Despite that, a further outbreak of cholera occurred in East London in 1866, killing over 5,500: in a triumph of data analysis, medical statistician William Farr used information about cholera cases to identify the East London Waterworks Co as the source, with a specific reservoir polluted by waste from a faulty WC in a house whose occupants had cholera.

Recently, epidemiological data have revealed health inequalities, including significant differences in survival from Covid amongst white, black and Asian communities in East London. This is not genetic but environmental: living conditions, types and conditions of work, the effects of racism. This disparity is no surprise: 125 years ago, black sociologist and socialist W E B Du Bois meticulously collected data on deprivation among the black population of Philadelphia, whose child mortality was twice that of whites.

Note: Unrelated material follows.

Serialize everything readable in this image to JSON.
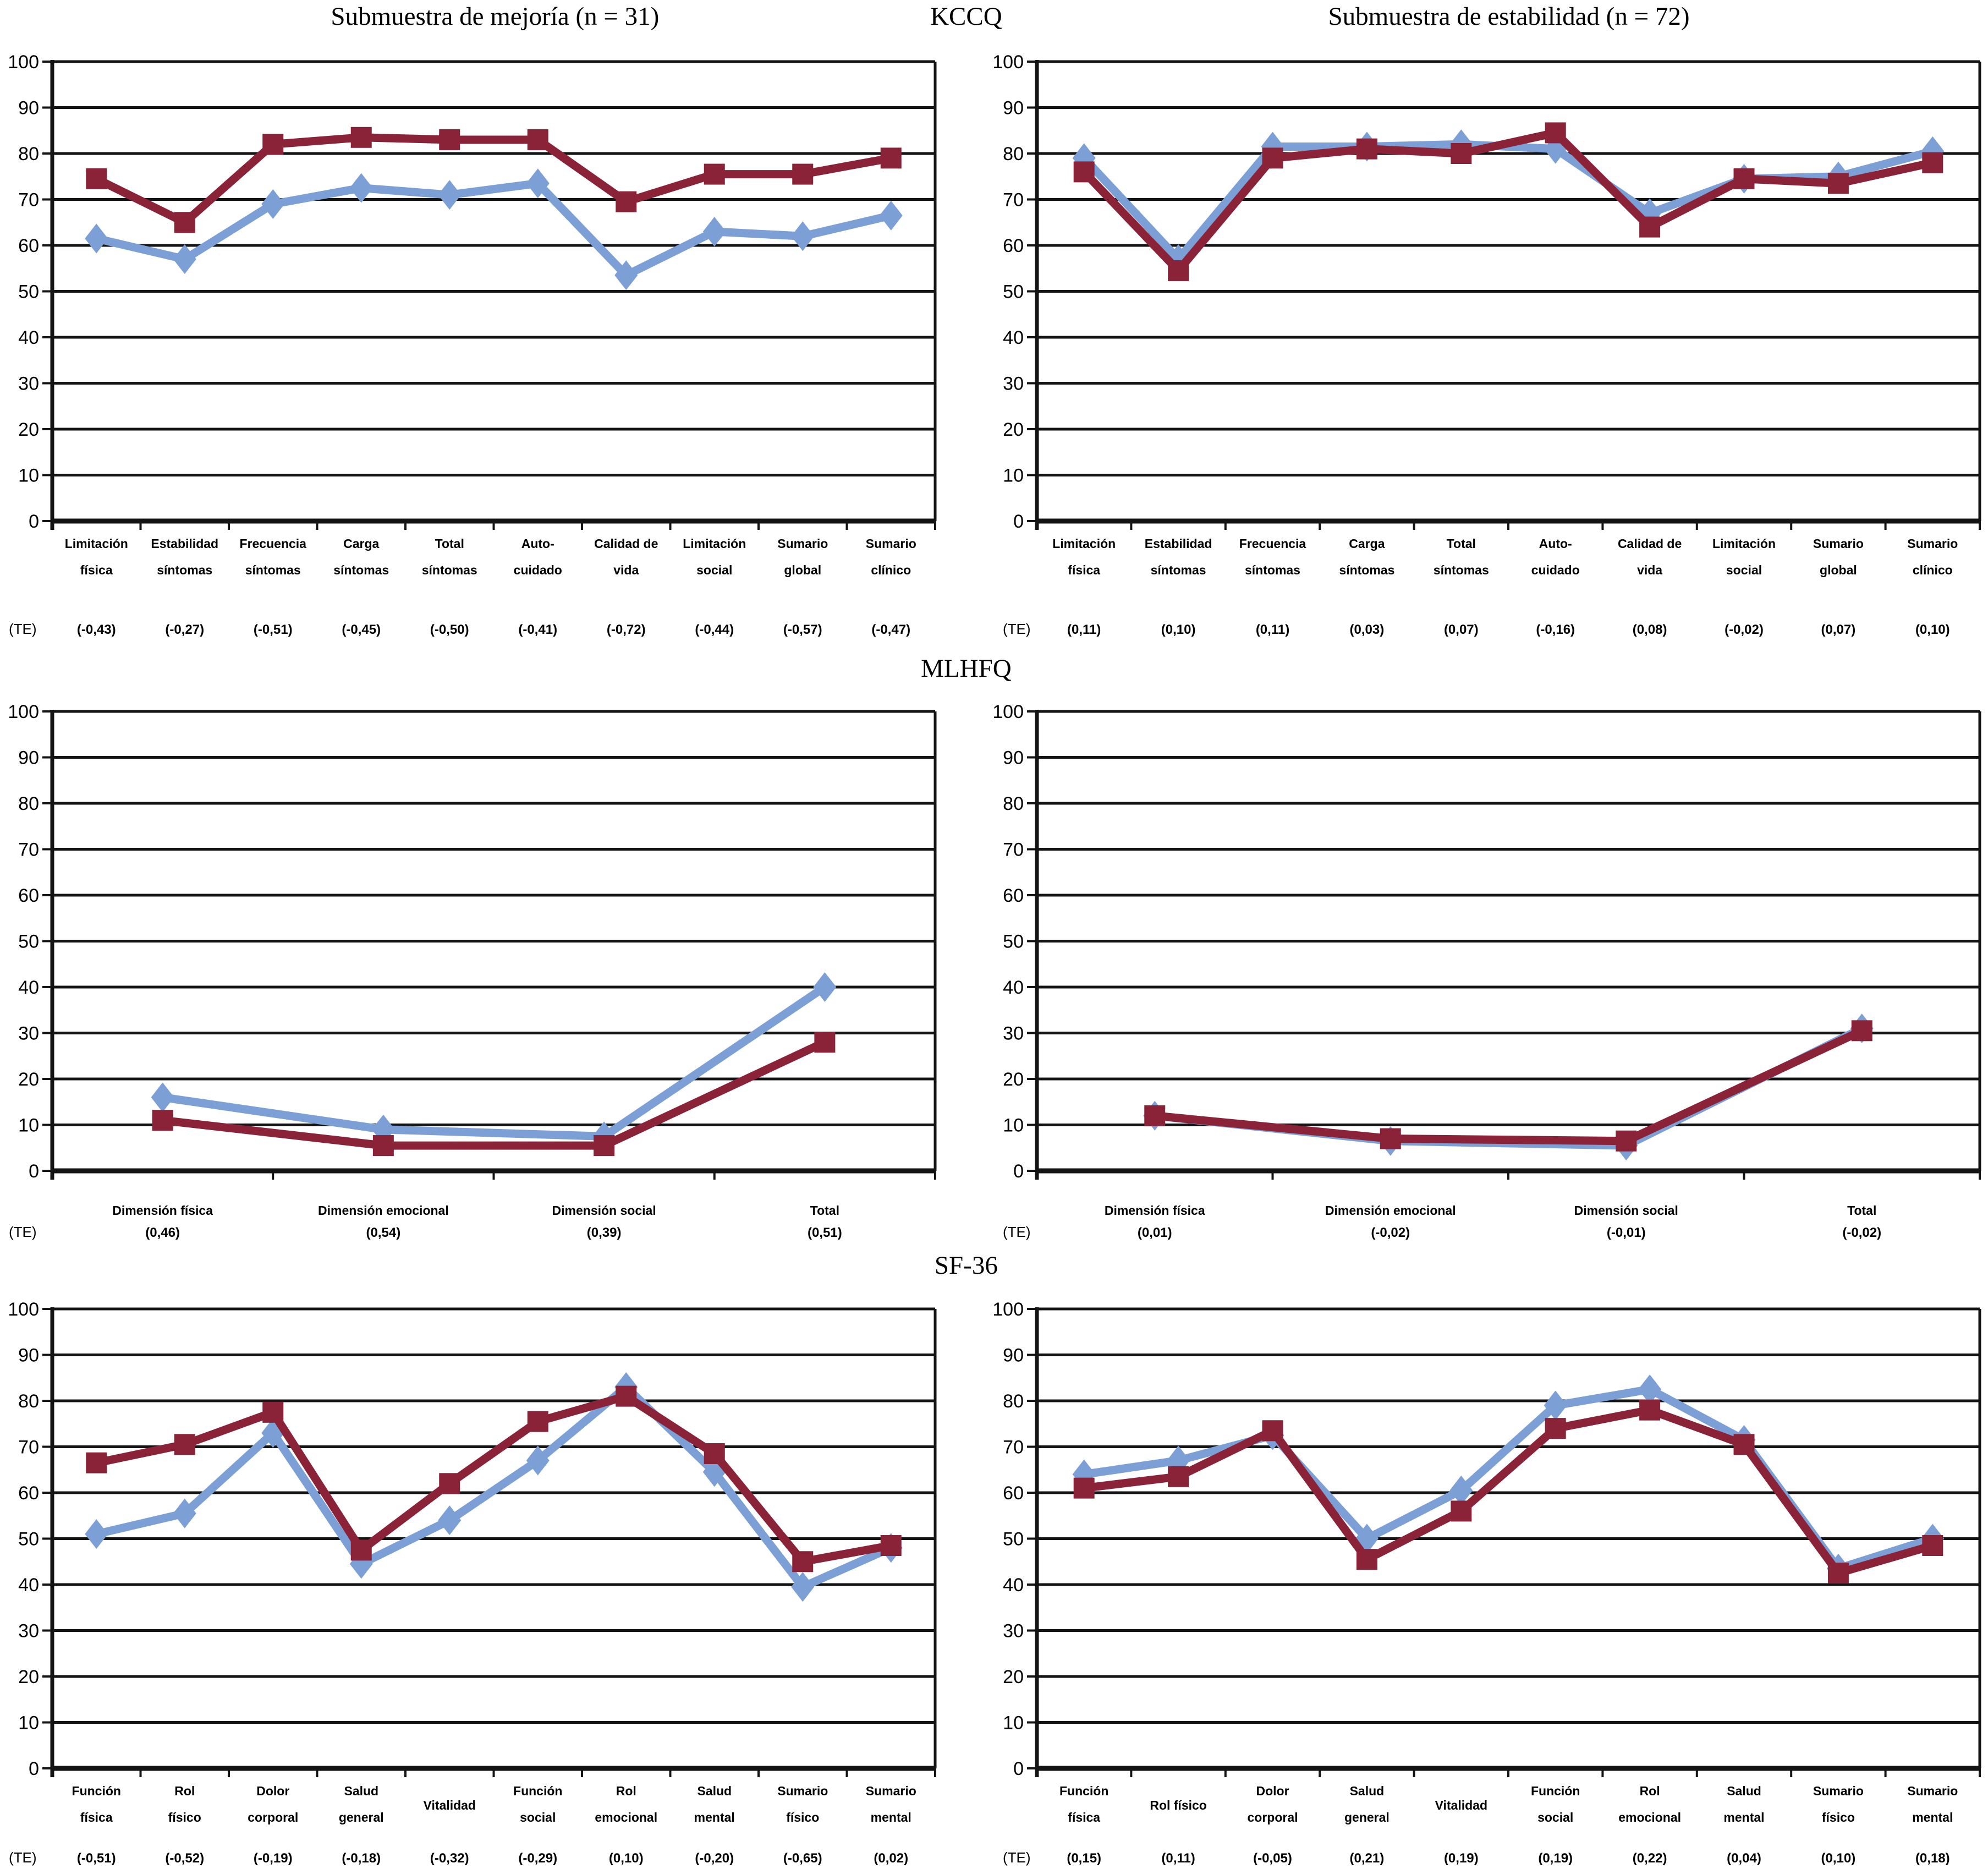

Other examples include the scandal of lead from petrol affecting poor urban children’s development. Herbert Needleman measured lead in children’s baby teeth in the 1970s, linking this to cognitive impairment. It took decades to phase out leaded petrol, against resistance from the lead industry.

Hygiene

Lastly, J&O look at the effects of hygiene behaviour. In the 1800s, with filthy streets, no running water, and no knowledge of germs, the importance of hygiene was not realised. One pioneer, Ignaz Semmelweiss, found that, of two wards in the 1840s Vienna maternity hospital, the doctor-run one had a far higher death rate from puerperal fever than the midwife-run one. He observed doctors going from dissections in the pathology laboratory to the labour ward and deduced they were passing something on their hands.

Hand-washing reduced deaths by 90% but the medical establishment rejected Semmelweiss’s proposal to make this routine. He was sacked.

Florence Nightingale analysed deaths of soldiers in Crimean War field hospitals, showing that most died from infections. Increased sanitary precautions (such as washing hands) reduced deaths by 99%. This evidence for the germ theory encouraged hygienic practices, adopted in surgery by the 1890s and then spreading to the general population. More frequent washing helped reduce infections, increasing LE by 20 years in the early 20th century. Soap destroys bacteria and viruses, explaining the reduction in many infections with the increase in hand-washing during the Covid pandemic.

LE has not always risen: there have been dips due to world wars, the 1918 influenza pandemic and the Covid pandemic, but overall we have gained some 20,000 days over our fairly recent ancestors. This book and documentary series show how.